On aperçoit au passage que si Pékin ravissait à Washington sa suprématie monétaire, il lui ravirait virtuellement aussi sa suprématie militaire.

Le problème se situe à Washington. Face à une stratégie de Pékin aussi construite, aussi déterminée, aussi unifiée et aussi offensive, Washington oppose un front  qui est lézardé de haut en bas.

Comme le dit très bien le stratégiste anglo-saxon, Edward Luttwak, il n’y a pas une mais deux contre-stratégies à Washington. Celle du Département d’Etat et du Pentagone qui classiquement cherche à contenir l’avancée de Pékin sur tous les fronts. Celle du Département du Trésor qui pose comme un absolu les intérêts à cour terme des multinationales américaines.

Le Département d’Etat et le Pentagone aimeraient pour affaiblir Pékin lui retirer les privilèges commerciaux (douanier et change) dont il s’est arrogé. Le Département du Trésor s’y oppose parce qu’il subit les pressions des multinationales américaines dont les profits s’alimentent au bas coût en dollar du travail ouvrier chinois et qui tiennent à con server de bonnes relations avec Pékin.

Des multinationales américaines représentées par le lobby Business Roundtable font pression sur le gouvernement afin que celui-ci renonce à intégrer un projet commun aux pays de l’OCDE de lutte contre l’optimisation fiscale. Motif invoqué : une telle mesure bloquera les investissements, et nuira à l’économie du pays. Les Etats-Unis ont-ils effectivement intérêt à ne pas y prendre part ?

C’était un petit miracle que les gouvernements de l’OCDE aient réussi à se mettre d’accord pour lutter ensemble contre l’optimisation fiscale pratiquée largement par les grandes sociétés occidentales.

Habituellement les lobbys nationaux interviennent au niveau des Etats nationaux pour éviter qu’un consensus ne se dégage dans les grandes organisations internationales pour enclencher des initiatives qui limitent leurs prérogatives. On éprouve l’impression que, cette fois, le Business Roundtable a été surpris par la démarche de l’OCDE et qu’il cherche maintenant à l’entraver.

Là encore, le lobby des multinationales américaines vient diverger de l’intérêt des Etats démocratiques et de leurs populations.

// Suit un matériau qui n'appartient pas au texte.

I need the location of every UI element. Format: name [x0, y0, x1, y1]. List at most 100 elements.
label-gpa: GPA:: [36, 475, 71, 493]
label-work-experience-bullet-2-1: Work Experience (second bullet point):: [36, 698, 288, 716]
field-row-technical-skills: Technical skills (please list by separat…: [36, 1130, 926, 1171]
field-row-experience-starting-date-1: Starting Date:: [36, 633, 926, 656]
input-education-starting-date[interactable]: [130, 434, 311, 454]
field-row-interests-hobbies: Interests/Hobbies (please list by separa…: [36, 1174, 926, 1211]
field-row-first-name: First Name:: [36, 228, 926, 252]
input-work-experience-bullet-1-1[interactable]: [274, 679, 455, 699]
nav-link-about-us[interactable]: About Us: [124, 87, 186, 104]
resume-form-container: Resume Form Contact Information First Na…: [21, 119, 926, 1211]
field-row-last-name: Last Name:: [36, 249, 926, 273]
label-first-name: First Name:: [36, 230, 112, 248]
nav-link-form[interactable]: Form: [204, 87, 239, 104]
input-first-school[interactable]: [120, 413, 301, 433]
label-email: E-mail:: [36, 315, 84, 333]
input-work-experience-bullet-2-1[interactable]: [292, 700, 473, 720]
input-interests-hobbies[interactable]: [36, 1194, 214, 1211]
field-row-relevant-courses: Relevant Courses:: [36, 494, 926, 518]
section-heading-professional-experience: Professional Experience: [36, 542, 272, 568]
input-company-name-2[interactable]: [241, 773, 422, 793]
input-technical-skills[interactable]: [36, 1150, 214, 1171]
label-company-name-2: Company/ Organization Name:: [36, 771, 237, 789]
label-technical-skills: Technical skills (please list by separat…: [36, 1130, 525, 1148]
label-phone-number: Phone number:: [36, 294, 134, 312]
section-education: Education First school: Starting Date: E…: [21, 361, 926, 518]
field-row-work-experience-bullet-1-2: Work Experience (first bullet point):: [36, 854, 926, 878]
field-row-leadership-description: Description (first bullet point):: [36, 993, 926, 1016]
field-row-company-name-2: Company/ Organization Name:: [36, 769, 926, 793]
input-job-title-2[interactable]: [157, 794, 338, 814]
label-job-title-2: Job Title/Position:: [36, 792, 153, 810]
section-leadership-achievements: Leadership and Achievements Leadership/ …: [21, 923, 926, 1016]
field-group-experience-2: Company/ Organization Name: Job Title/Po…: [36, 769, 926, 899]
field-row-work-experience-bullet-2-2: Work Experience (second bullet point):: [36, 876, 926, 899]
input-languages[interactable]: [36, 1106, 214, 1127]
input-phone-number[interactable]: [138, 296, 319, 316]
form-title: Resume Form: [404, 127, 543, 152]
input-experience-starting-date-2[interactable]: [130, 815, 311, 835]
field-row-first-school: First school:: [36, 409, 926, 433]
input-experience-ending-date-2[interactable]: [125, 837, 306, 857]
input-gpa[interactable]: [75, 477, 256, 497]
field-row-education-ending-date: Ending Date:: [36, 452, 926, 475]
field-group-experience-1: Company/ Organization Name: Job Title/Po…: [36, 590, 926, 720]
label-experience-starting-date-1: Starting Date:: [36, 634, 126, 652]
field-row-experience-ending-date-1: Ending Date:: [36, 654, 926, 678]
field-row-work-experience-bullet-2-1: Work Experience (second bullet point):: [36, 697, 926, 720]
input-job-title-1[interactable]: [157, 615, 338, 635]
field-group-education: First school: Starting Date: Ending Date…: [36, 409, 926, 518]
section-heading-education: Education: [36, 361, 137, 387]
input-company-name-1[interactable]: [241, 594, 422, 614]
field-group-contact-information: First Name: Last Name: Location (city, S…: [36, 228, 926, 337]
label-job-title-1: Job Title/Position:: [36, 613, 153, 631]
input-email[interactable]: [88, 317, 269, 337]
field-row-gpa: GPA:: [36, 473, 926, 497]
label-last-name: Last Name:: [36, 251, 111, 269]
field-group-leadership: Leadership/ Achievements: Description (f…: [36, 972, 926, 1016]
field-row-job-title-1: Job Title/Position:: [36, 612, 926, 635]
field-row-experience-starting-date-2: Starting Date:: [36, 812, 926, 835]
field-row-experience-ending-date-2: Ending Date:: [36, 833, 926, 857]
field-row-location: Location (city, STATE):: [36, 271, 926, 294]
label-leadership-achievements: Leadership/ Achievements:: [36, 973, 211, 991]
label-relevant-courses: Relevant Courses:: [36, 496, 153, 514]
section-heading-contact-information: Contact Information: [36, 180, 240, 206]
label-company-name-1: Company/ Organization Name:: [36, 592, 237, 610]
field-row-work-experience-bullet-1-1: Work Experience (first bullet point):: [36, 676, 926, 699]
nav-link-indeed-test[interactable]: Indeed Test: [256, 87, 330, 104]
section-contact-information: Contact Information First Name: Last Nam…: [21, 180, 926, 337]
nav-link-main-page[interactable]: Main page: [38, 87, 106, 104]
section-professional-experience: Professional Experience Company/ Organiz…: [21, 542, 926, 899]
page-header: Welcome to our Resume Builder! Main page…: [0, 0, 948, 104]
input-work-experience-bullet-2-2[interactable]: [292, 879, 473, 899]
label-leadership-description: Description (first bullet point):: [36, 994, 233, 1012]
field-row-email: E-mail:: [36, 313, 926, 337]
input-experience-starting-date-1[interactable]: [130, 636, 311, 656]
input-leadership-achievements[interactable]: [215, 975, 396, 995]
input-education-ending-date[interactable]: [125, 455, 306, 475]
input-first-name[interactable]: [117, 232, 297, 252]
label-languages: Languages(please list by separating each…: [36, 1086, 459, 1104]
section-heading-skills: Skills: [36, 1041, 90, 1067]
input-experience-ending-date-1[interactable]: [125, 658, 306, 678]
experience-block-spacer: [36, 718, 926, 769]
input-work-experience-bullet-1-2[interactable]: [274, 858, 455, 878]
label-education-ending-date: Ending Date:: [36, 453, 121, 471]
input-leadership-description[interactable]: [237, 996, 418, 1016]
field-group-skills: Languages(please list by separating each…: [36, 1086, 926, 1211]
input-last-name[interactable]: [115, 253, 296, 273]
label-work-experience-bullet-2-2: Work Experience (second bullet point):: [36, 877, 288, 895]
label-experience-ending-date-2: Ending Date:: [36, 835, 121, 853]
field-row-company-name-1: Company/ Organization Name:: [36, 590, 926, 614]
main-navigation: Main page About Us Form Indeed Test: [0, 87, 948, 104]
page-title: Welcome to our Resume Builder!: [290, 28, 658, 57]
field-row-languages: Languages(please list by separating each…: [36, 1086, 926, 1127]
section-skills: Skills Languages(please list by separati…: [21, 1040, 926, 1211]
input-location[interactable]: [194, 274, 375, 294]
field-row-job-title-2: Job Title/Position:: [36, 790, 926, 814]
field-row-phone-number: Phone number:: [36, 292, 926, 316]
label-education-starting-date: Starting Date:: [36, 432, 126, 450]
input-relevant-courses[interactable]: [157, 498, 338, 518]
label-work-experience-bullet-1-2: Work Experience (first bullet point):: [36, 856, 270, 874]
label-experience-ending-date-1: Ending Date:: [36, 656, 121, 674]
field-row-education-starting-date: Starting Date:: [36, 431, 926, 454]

Pourtant, depuis 2008, les populations occidentales se trouvent désormais ouvertement menacées de déstabilisation par la stratégie que leur inflige Pékin. On serait en droit d’attendre qu’au niveau des pays démocratiques, prévale, face au danger d’un totalitarisme triomphant centré à Pékin, une sorte d’Union sacrée entre les multinationales occidentales et les populations occidentales. Les multinationales occidentales accepteraient de limiter leur avidité en matière de profits après impôt en sorte de faciliter la croissance et l’emploi, la prospérité économique et la stabilité sociale, tous paramètres essentiels face à Pékin. Hélas, il faut constater que cela n’est pas encore le cas.